Sara Shahi - One of the best experts on this subject based on the ideXlab platform.

  • Allerton - Colour-and-Forward: Relaying “what the destination needs” in the zero-error primitive relay channel
    2014 52nd Annual Allerton Conference on Communication Control and Computing (Allerton), 2014
    Co-Authors: Yanying Chen, Sara Shahi, Natasha Devroye
    Abstract:

    Zero-error communication over a primitive relay channel is for the first time proposed and studied.

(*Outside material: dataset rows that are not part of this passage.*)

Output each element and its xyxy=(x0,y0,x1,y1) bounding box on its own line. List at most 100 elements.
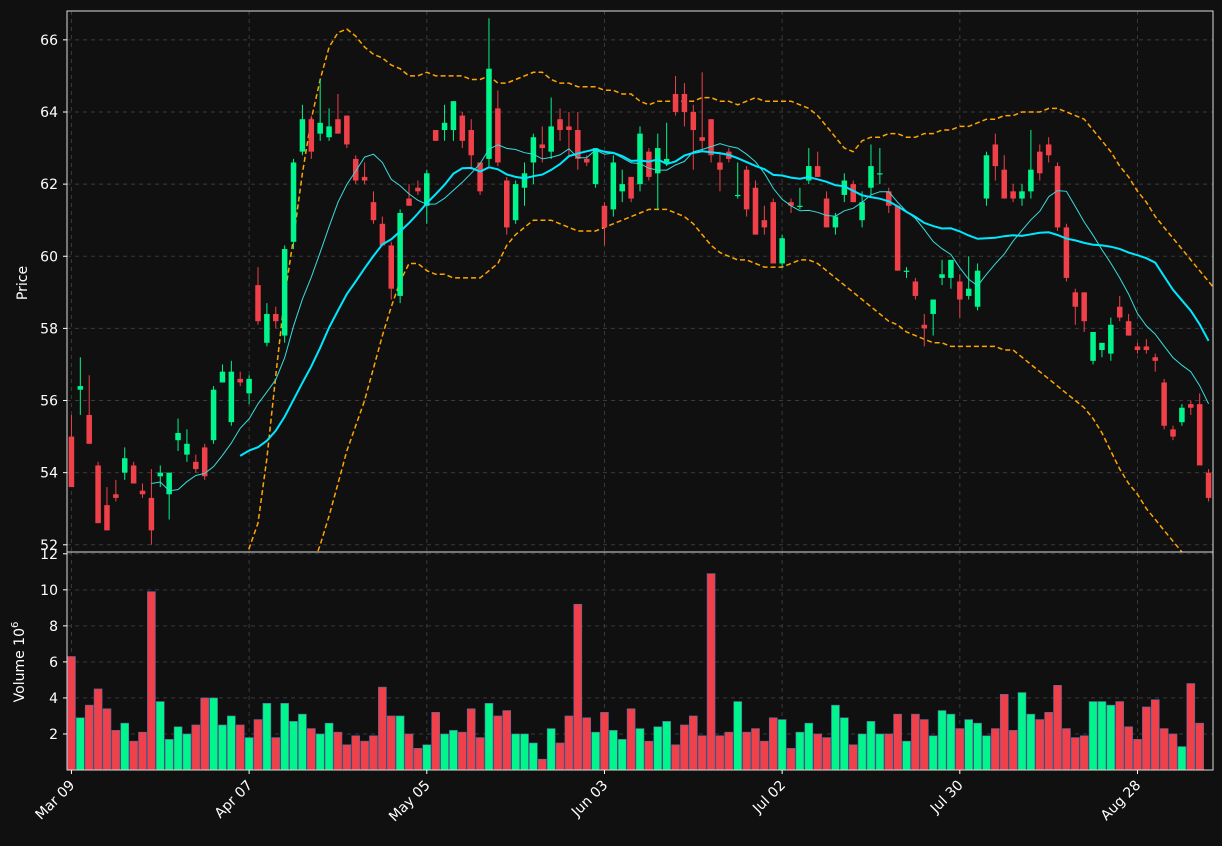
candle-body xyxy=(379,223,386,246)
candle-body xyxy=(1045,144,1052,156)
candle-body xyxy=(86,414,92,444)
candle-body xyxy=(885,191,892,206)
volume-bar xyxy=(315,733,325,771)
volume-bar xyxy=(298,713,307,771)
candle-body xyxy=(1019,191,1025,199)
volume-bar xyxy=(893,713,902,771)
volume-bar xyxy=(529,742,538,771)
candle-body xyxy=(495,108,501,163)
price-y-ticks: 52 54 56 58 60 62 64 66 xyxy=(40,33,67,554)
candle-body xyxy=(1010,191,1016,199)
volume-bar xyxy=(244,737,254,771)
volume-bar xyxy=(644,740,654,771)
volume-bar xyxy=(1097,701,1107,771)
candle-body xyxy=(317,122,323,134)
bollinger-bands xyxy=(245,28,1213,552)
volume-y-ticks: 2 4 6 8 10 12 xyxy=(40,547,67,743)
candle-body xyxy=(1116,306,1123,318)
candle-body xyxy=(663,158,670,163)
candle-body xyxy=(548,126,554,152)
candle-body xyxy=(610,162,617,210)
candle-body xyxy=(619,184,625,192)
volume-bar xyxy=(742,731,751,771)
price-axis-label: Price xyxy=(15,266,31,300)
volume-bar xyxy=(573,603,583,771)
candle-body xyxy=(797,205,803,207)
volume-bar xyxy=(777,719,787,771)
volume-bar xyxy=(982,735,991,771)
volume-bar xyxy=(422,744,432,771)
volume-axis-label: Volume 106 xyxy=(10,622,28,703)
price-tick-label: 54 xyxy=(40,466,58,482)
candle-body xyxy=(441,122,448,131)
volume-bar xyxy=(1186,683,1196,771)
candle-body xyxy=(823,198,830,228)
candle-body xyxy=(1081,292,1087,322)
volume-axis-exponent: 6 xyxy=(10,622,21,628)
candle-body xyxy=(201,447,208,477)
candle-body xyxy=(957,281,963,300)
candle-body xyxy=(752,187,759,235)
candle-body xyxy=(539,144,546,149)
price-tick-label: 62 xyxy=(40,177,58,193)
candle-body xyxy=(1108,324,1114,354)
volume-bar xyxy=(751,728,760,771)
candle-body xyxy=(690,111,697,131)
volume-bar xyxy=(386,715,396,771)
candle-body xyxy=(557,119,563,131)
volume-bar xyxy=(662,721,671,771)
volume-bar xyxy=(449,730,458,771)
candle-body xyxy=(210,389,217,441)
volume-bar xyxy=(218,724,227,771)
candle-body xyxy=(1090,331,1096,361)
volume-bar xyxy=(102,708,112,771)
volume-bar xyxy=(706,573,716,771)
volume-bar xyxy=(1044,712,1053,771)
candle-body xyxy=(459,115,466,141)
volume-tick-label: 10 xyxy=(40,583,58,599)
candle-body xyxy=(237,378,243,383)
price-tick-label: 60 xyxy=(40,249,58,265)
candle-body xyxy=(761,220,768,228)
candle-body xyxy=(1152,357,1159,361)
candle-body xyxy=(228,371,235,423)
candle-body xyxy=(1196,404,1203,466)
volume-bar xyxy=(991,728,1000,771)
volume-bar xyxy=(1026,713,1036,771)
volume-bar xyxy=(1115,701,1125,771)
volume-panel-frame xyxy=(66,551,1214,771)
volume-bar xyxy=(689,715,698,771)
volume-bar xyxy=(733,701,743,771)
candle-body xyxy=(921,324,928,329)
candle-body xyxy=(974,270,981,307)
volume-bar xyxy=(173,726,183,771)
volume-bar xyxy=(840,717,849,771)
candle-body xyxy=(566,126,572,131)
volume-bar xyxy=(768,717,778,771)
candle-body xyxy=(1179,407,1185,423)
volume-bar xyxy=(1008,730,1018,771)
volume-bar xyxy=(182,733,192,771)
candle-body xyxy=(868,166,874,188)
volume-bar xyxy=(271,737,281,771)
candle-body xyxy=(406,198,412,206)
volume-bar xyxy=(67,656,76,771)
volume-bar xyxy=(1106,704,1116,771)
candle-body xyxy=(95,465,101,524)
volume-bar xyxy=(1159,728,1169,771)
candle-body xyxy=(397,212,403,296)
volume-bar xyxy=(804,722,814,771)
candle-body xyxy=(681,93,688,112)
volume-bar xyxy=(999,694,1009,771)
volume-bar xyxy=(155,701,165,771)
price-tick-label: 56 xyxy=(40,394,58,410)
volume-bar xyxy=(822,737,831,771)
volume-bar xyxy=(1133,739,1142,771)
volume-bar xyxy=(466,708,476,771)
candle-body xyxy=(246,378,252,394)
candle-body xyxy=(628,176,634,199)
candle-body xyxy=(1161,382,1167,426)
candle-body xyxy=(939,274,945,278)
candle-body xyxy=(646,151,652,177)
candle-body xyxy=(1188,404,1194,408)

This model is used to highlight how one may exploit the channel structure to design a relaying strategy that explicitly provides “what destination needs”. We propose the Colour-and-Forward relaying scheme which constructs a graph G R of relay outputs based on the Joint Conditional Distribution of the relay and destination outputs given the channel input. The colours of this graph G R are sent over the out-of-band link in the primitive relay channel and are shown to be information lossless in the zero-error sense; they result in the same confusability graph as if the destination had the relay's received signal. This allows us to obtain an achievable zero-error communication rate for the primitive relay channel, which may be shown to be capacity for a class of channels.